Car, nécessairement, le récit ne s’attarde pas sur les mêmes points d’une version à l’autre. Par exemple est détaillée la capture de Melko, le dieu du mal, alors qu’elle est mentionnée seulement dans le Silmarillion. Ainsi est-il donné au lecteur de voir par quel chemin et par quel travail déductif, de l’une, l’autre oeuvre a été publiée. D’ailleurs, chaque conte est suivi d’un commentaire presque exclusivement comparatif de l’éditeur.
On trouvera donc d’autant plus d’intérêt à lire les Contes perdus si l’on a en tête les textes du Silmarillion, l’oeuvre soeur. Ces contes étant développés et leur narration mise en abyme par les personnages d’Eriol le voyageur et de ses hôtes, ils semblent plus autonomes car plus consistants par rapport à leur version tardive, et en même temps liés entre eux par le récit parallèle du séjour d’Eriol.
Mais les Contes perdus ne sont pas qu’une version originale du Silmarillion, où serait donné au lecteur de l’approfondir. Leur correspondance doit mettre en relief leur génie respectif. Le Silmarillion commence par le commencement. Il interdit toute médiation entre le récit et le lecteur, tout en ne cessant jamais de les mettre à distance, par la mise en profondeur du récit, et donc, de plonger son lecteur dans les temps reculés et fictifs qui lui servent de cadre. Les Contes perdus quant à eux prennent l’histoire par la fin. Ils ramènent et convoquent le récit au temps du séjour d’Eriol, et ainsi, détachent l’histoire racontée du récit qui la relate.

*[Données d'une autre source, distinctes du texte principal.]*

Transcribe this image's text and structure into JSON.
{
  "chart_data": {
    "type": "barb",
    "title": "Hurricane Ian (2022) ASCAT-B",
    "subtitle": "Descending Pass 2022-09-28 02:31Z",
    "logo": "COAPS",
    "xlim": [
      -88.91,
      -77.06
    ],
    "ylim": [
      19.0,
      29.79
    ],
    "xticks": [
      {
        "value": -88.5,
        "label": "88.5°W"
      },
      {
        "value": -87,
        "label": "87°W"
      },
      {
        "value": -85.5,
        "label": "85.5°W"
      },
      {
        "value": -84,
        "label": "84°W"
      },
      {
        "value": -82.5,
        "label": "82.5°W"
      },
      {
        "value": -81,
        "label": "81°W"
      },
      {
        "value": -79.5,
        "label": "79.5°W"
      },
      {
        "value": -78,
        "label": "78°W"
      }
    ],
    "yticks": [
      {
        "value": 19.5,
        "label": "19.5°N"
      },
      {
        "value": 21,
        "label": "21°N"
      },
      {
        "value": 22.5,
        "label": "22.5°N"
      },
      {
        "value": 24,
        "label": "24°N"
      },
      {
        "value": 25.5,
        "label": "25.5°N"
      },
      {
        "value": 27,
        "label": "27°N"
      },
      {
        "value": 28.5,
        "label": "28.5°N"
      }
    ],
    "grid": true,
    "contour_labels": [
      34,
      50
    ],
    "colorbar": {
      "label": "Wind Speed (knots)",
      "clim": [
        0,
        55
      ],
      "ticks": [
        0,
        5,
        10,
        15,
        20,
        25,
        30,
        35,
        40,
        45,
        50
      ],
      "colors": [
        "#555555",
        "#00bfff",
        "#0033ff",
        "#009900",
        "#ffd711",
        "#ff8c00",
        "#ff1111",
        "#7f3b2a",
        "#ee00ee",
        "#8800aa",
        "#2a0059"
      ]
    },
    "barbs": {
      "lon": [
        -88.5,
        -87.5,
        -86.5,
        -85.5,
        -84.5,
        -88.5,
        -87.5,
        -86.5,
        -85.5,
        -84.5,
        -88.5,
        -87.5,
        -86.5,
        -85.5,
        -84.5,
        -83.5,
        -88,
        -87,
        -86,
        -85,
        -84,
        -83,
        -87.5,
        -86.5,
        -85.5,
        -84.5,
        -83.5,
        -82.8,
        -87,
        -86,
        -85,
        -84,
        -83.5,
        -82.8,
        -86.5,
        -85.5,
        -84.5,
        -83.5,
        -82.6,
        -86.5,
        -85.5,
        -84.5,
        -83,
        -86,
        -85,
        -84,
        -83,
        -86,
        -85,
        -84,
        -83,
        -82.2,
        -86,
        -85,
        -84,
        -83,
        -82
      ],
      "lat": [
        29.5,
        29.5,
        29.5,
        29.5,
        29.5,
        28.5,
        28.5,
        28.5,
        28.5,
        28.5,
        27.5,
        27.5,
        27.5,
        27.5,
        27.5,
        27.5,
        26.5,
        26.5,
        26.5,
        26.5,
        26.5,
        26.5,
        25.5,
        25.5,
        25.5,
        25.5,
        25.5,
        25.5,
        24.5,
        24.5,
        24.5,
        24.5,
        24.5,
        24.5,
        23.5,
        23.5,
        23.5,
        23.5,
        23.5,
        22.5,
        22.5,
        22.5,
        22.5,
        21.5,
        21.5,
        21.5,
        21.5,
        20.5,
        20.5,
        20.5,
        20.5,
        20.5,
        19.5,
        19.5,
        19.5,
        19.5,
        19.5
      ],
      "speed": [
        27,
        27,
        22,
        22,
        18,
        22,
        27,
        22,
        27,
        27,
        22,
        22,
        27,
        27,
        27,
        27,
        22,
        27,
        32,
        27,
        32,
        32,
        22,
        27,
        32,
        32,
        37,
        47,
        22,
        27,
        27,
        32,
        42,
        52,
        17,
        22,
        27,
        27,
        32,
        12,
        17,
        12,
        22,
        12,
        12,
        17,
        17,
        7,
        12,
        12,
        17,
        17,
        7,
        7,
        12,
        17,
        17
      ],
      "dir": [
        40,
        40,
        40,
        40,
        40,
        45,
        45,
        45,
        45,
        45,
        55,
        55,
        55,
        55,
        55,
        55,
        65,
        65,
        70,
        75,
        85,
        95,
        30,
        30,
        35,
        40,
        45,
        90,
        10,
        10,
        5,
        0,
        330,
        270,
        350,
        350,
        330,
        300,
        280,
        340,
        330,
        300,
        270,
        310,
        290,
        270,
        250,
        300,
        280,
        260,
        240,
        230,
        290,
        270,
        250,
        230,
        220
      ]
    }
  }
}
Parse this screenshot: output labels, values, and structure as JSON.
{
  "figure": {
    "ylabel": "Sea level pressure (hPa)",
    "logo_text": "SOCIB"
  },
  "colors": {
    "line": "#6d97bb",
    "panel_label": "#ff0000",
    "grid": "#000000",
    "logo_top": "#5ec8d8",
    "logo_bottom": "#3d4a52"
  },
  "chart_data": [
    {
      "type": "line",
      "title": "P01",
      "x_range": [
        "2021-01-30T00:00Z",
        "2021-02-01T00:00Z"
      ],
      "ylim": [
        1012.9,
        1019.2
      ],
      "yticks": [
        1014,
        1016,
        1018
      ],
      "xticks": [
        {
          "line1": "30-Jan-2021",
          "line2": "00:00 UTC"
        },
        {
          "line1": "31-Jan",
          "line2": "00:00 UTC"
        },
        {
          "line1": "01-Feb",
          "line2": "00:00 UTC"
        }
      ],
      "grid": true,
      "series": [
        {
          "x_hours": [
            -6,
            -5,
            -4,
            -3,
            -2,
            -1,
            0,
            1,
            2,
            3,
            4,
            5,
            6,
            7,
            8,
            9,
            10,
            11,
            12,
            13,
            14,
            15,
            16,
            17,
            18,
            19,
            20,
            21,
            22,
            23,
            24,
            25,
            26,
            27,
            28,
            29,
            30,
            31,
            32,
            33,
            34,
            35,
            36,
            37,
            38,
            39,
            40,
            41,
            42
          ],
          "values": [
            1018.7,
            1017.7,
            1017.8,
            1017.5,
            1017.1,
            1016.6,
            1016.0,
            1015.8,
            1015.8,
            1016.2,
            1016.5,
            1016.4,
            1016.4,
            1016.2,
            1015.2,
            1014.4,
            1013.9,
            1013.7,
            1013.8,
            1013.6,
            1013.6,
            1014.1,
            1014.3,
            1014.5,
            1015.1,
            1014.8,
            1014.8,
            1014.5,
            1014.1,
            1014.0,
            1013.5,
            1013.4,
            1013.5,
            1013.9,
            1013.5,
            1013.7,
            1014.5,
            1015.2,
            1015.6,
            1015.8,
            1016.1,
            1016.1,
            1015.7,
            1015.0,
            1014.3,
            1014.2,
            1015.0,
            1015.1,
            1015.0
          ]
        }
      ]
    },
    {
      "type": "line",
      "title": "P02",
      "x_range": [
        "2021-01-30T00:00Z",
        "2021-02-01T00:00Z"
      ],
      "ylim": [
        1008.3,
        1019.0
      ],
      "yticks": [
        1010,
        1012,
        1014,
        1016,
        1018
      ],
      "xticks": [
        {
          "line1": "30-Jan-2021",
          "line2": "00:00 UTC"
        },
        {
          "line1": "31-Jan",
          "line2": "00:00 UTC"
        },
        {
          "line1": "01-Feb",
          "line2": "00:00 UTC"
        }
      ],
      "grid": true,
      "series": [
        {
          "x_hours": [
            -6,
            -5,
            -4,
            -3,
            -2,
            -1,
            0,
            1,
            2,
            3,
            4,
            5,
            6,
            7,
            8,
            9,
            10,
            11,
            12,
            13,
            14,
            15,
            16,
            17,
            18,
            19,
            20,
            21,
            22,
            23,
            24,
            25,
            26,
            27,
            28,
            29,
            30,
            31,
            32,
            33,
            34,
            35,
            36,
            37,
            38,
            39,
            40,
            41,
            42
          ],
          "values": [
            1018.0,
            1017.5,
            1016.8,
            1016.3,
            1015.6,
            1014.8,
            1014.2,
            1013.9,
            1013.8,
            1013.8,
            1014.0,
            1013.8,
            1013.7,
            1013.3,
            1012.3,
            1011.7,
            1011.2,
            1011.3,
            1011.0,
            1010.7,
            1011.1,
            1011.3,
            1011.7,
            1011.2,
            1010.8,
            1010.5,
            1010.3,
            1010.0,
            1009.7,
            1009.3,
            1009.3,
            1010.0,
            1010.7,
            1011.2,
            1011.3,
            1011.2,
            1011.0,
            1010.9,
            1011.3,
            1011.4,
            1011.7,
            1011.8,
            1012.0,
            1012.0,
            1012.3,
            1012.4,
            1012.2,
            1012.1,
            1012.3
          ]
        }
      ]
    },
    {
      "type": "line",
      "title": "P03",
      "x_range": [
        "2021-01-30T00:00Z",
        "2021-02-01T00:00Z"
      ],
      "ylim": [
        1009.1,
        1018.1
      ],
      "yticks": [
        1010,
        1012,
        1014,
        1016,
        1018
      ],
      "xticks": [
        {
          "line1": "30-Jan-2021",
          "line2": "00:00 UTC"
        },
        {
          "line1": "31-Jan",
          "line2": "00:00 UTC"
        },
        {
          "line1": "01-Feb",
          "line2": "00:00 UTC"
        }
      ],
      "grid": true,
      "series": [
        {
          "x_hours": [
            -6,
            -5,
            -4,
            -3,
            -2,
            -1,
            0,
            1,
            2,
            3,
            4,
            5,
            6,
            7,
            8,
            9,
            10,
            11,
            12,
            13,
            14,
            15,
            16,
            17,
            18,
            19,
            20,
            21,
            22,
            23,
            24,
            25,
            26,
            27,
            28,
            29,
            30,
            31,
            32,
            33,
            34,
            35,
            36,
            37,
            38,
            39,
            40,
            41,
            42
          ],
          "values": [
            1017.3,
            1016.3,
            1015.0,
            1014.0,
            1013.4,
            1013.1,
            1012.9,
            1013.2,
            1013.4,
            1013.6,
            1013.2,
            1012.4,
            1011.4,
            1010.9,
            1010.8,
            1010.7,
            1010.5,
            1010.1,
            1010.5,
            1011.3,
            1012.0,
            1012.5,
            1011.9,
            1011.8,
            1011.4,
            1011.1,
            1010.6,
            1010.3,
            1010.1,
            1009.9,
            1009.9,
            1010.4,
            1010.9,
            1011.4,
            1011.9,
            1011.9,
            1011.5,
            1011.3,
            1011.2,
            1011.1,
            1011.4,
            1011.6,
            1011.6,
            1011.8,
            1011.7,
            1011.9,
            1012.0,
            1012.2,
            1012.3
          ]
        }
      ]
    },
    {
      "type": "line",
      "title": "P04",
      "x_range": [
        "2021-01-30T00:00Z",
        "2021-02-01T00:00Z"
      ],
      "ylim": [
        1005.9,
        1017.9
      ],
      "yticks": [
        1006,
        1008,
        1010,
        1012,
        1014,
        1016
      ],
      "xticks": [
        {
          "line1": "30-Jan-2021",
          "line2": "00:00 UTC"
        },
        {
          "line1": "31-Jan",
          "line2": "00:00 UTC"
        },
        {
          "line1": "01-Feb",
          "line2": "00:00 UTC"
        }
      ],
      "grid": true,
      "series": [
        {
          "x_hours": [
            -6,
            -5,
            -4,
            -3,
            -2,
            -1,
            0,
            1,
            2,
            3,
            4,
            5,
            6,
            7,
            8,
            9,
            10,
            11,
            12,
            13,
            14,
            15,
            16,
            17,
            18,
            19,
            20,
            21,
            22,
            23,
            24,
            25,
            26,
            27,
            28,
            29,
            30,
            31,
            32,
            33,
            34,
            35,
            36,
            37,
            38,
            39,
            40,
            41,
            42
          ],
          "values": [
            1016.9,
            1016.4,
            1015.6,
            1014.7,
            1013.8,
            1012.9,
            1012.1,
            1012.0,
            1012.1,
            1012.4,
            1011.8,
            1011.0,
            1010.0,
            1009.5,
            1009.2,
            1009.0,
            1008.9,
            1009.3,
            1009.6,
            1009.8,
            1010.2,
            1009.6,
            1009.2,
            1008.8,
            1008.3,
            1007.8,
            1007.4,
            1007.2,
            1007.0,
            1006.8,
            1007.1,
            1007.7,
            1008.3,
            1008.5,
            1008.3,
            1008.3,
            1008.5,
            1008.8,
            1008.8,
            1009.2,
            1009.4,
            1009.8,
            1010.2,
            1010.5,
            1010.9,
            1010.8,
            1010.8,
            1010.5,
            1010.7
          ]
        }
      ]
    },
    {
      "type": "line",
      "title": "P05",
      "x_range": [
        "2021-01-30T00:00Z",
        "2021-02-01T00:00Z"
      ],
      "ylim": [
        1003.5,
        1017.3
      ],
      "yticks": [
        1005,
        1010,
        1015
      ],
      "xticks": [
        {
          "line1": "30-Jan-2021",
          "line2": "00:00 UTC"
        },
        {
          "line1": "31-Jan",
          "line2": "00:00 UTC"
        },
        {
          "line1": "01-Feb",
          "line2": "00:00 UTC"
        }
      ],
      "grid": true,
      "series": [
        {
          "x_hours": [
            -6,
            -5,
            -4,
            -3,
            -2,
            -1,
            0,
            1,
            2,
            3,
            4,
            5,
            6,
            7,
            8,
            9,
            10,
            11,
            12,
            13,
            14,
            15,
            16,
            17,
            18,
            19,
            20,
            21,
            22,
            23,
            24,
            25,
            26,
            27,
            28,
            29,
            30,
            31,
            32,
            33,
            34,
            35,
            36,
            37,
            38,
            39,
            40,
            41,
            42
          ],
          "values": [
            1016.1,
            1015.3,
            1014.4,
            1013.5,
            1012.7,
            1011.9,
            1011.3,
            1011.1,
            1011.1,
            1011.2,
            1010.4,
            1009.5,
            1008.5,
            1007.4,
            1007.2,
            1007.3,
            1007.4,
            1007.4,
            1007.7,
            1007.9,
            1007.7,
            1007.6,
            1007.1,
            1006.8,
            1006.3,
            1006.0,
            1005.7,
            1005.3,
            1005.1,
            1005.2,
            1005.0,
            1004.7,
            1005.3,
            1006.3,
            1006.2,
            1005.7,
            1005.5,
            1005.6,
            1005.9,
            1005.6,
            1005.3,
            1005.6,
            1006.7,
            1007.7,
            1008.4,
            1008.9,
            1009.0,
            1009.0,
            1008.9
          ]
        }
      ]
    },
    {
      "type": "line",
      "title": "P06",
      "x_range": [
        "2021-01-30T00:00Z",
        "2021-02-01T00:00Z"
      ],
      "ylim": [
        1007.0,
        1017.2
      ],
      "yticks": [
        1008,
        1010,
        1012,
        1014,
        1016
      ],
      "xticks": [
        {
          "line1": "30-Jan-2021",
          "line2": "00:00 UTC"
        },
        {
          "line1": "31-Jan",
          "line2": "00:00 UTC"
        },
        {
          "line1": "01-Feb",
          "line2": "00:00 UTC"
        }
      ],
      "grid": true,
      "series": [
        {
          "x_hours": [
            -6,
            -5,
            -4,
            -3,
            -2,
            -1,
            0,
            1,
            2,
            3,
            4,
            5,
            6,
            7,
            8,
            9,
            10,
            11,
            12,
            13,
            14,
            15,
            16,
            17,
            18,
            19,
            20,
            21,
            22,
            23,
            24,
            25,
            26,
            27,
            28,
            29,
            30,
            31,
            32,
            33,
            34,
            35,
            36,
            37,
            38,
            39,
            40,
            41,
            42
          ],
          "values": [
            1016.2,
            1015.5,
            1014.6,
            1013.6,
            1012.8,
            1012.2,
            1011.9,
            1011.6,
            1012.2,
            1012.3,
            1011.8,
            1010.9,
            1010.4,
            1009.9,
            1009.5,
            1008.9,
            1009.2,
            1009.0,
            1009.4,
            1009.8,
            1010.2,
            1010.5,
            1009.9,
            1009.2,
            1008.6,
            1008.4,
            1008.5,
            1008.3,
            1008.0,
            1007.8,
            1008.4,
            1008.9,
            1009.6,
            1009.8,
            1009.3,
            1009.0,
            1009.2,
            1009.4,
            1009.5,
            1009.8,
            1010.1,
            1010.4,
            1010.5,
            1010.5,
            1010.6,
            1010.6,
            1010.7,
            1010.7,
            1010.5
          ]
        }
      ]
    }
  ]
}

Par ce procédé inverse, l’histoire donne au récit sa qualité de conte. Elle est enfouie pour être découverte et découverte pour être enfouie. Et c’est elle qui se plonge dans le présent. C’est le Premier Âge qui se donne à lire au lecteur compagnon d’Eriol. Tel est le génie des Contes perdus. Il est proprement littéraire car il est proprement fictionnel. L’auteur crée sa propre temporalité. Et dans cette illusion du temps, il plaque une ancienneté factice au monde, tout en feignant de mettre à jour son histoire. Il fait des Contes perdus un jeu de distances où l’histoire oscille entre son déroulement et son récit, et reste dans cette position si ambiguë et si intermédiaire.
Tolkien joue avec le temps sans doute plus qu’avec la chronologie de son univers. La narration est à elle seule une stratégie par laquelle il élabore cet univers, stratégie suprême, puisqu’elle en établit le cadre, la forme la plus fondamentale. Dans les Contes perdus, le lecteur retrouvera donc le même degré d’imagination que partout ailleurs dans l’oeuvre de Tolkien. Mais il trouvera aussi que le temps est sa fiction véritable.
enzo michelis
J.R.R Tolkien, Histoire de la Terre du Milieu. Premier Livre des Contes perdus, Pocket, 2015, 384 p. — 7,50 €.